The thing about dating someone, is that everyone has someone to say about it. Your family, your friends, even your Facebook acquaintances have an opinion on the matter and they’re damn sure going to share it with you. One way or another.
Don’t get me wrong, being in a relationship has its perks. But if Ross and Rachel have taught us anything it’s that relationships… can be hard.
Then somewhere between contemplating why he’s yet to introduce you to his mum and wondering if you crazy kids are going to survive his Summer holiday to Marbella, you also have the added annoyance of your friends. Who are always so supportive during dates 1, 2 and 3 and then proceed to become subtle hecklers throughout the remainder of the relationship.
Don’t know what I’m talking about? Let’s see if any of these sound familiar:
Somewhere between the three and seven month mark, the wedding jibes begin. “I can’t wait till you’re married” and “can I be your bridesmaid” as if the prospect of dating in your twenties without the deep and desperate desire for a bit of Tiffany bling on your finger is preposterous.
According to your friends: you’re going to dinner? He’s going to propose. You’re going on holiday? He’s going to propose. He pauses too long outside H.Samuel one day, he’s going to propose.
They’re probably just trying to prove to you that they’re cool as a cucumber about the fact you’re settling down and they’re still on Tinder. Not that that makes it any less annoying.
Dating someone is kind of a change.
You have to make some time in your already busy schedule to see another person. You sometimes have to make compromises about things you really don’t want to compromise on. And every now and then you have to pretend to be a little more angelic than you actually are.
But then leaving University changes you, getting a new job changes you even going on holiday changes you. Life is full of changes and everything would be a lot easier if everyone just accepted that change is not always a bad thing.
Stressed about work? About the fact you have no money? About the fact you’re parents want to start charging you rent, which is preposterous because lets face it, if you could afford rent you’d have moved out by now.
Well you’re worries aren’t all that important, because at least you’re in love. Their worries are greater because on top of all the above, they have to worry about the fact the guy they went on a date with 3 days ago still hasn’t text.
It is a common belief among the single that if you’re in a steady relationship you no longer have to shave, wax, worry about your weekly burger consumption or so much as put mascara on before venturing out the house.
A word to the wise, it’s that kind of thinking that gets you thrown back into the single pool. Go sort that bikini line out, he loves you, but that doesn’t mean he loves your excess hair.
Not to mention that implying you don’t need to go to the gym once you’re in a relationship, is like implying that you only need to be attractive to secure a man. And don’t even get me started about what I think of that.

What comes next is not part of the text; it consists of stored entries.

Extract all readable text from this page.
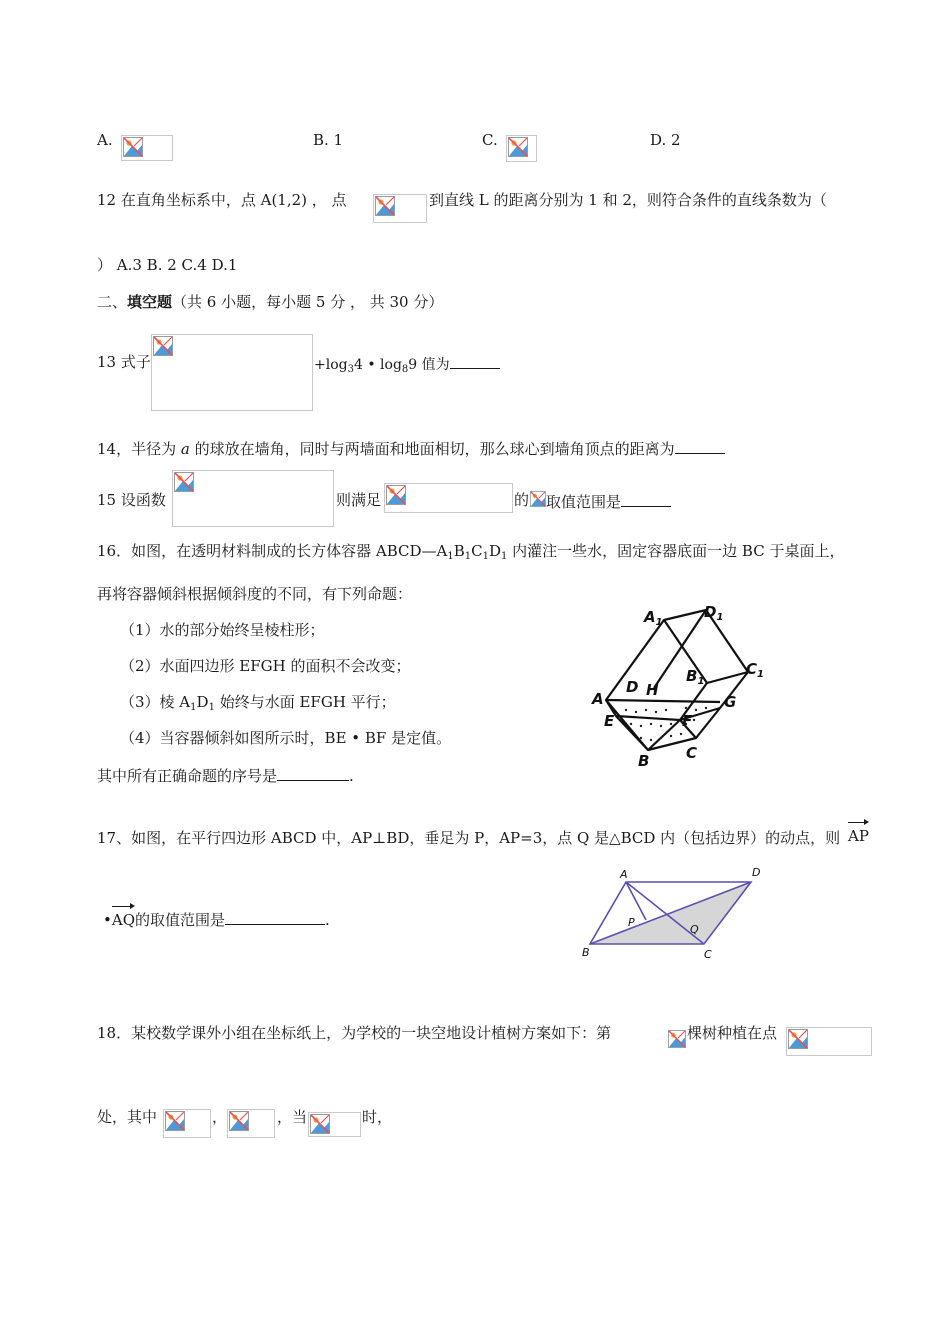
A.	B. 1	C.	D. 2
12 在直角坐标系中，点 A(1,2) ， 点	到直线 L 的距离分别为 1 和 2，则符合条件的直线条数为（
） A.3 B. 2 C.4 D.1
二、填空题（共 6 小题，每小题 5 分 ， 共 30 分）
13 式子	$+\log_34$ • $\log_89$ 值为
14，半径为 a 的球放在墙角，同时与两墙面和地面相切，那么球心到墙角顶点的距离为
15 设函数	则满足	的 取值范围是
16．如图，在透明材料制成的长方体容器 $ABCD—A_1B_1C_1D_1$ 内灌注一些水，固定容器底面一边 BC 于桌面上，
再将容器倾斜根据倾斜度的不同，有下列命题：
（1）水的部分始终呈棱柱形；
（2）水面四边形 EFGH 的面积不会改变；
（3）棱 $A_1D_1$ 始终与水面 EFGH 平行；
（4）当容器倾斜如图所示时，BE • BF 是定值。
其中所有正确命题的序号是	.
$A_1$
$D_1$
$B_1$
$C_1$
A
D H
G
E	F
B C
17、如图，在平行四边形 ABCD 中，AP⊥BD，垂足为 P，AP=3，点 Q 是△BCD 内（包括边界）的动点，则 AP
•AQ的取值范围是	.
A	D
P
Q
B	C
18．某校数学课外小组在坐标纸上，为学校的一块空地设计植树方案如下：第	棵树种植在点
处，其中	，	，当	时，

Your single friend goes on a bad date and proceeds to act like it’s the end of the world, so you do the only thing a best friend knows how to do. Tell her that he was a douche and that she’ll meet someone better soon.
If you were single she would appreciate your advice. But because you’re not you get verbally slapped with the “you don’t get it… you have someone”. As though the three consecutive years of singleness that preceded your relationship no longer count.
Erm, I don’t know if you’re aware but being in a relationship is kind of a weekly deal.
The real dating struggle is time management. Making time for your friends and your boyfriend and hoping to God no important events clash on the same Saturday night, because if they do you’re screwed one way or the other. Pick your friends and it’s “you’re always picking your friends over me”. Pick your boyfriend and it’s “but you were out with him last week”.
“OMG set me up”. Seems lovely in theory, you and your bestie, dating besties. In reality it probably won’t work out and you’ll have to deal with your friends hating his friends for the rest of your relationship.
Single girl logic:
If a single girl doesn’t go out because she’s broke… she hasn’t gone out because she’s broke. If a girl in a relationship doesn’t go our because she’s broke… she hasn’t gone out because she has a boyfriend.
So in the single vs taken divide, let’s set the record straight. Being alone can sometimes be dull and sometimes be fabulous. Same goes with dating someone. So maybe the best thing to do, is not base happiness on whether you have someone or not, but on all the other things in life, which don’t evolve around a man.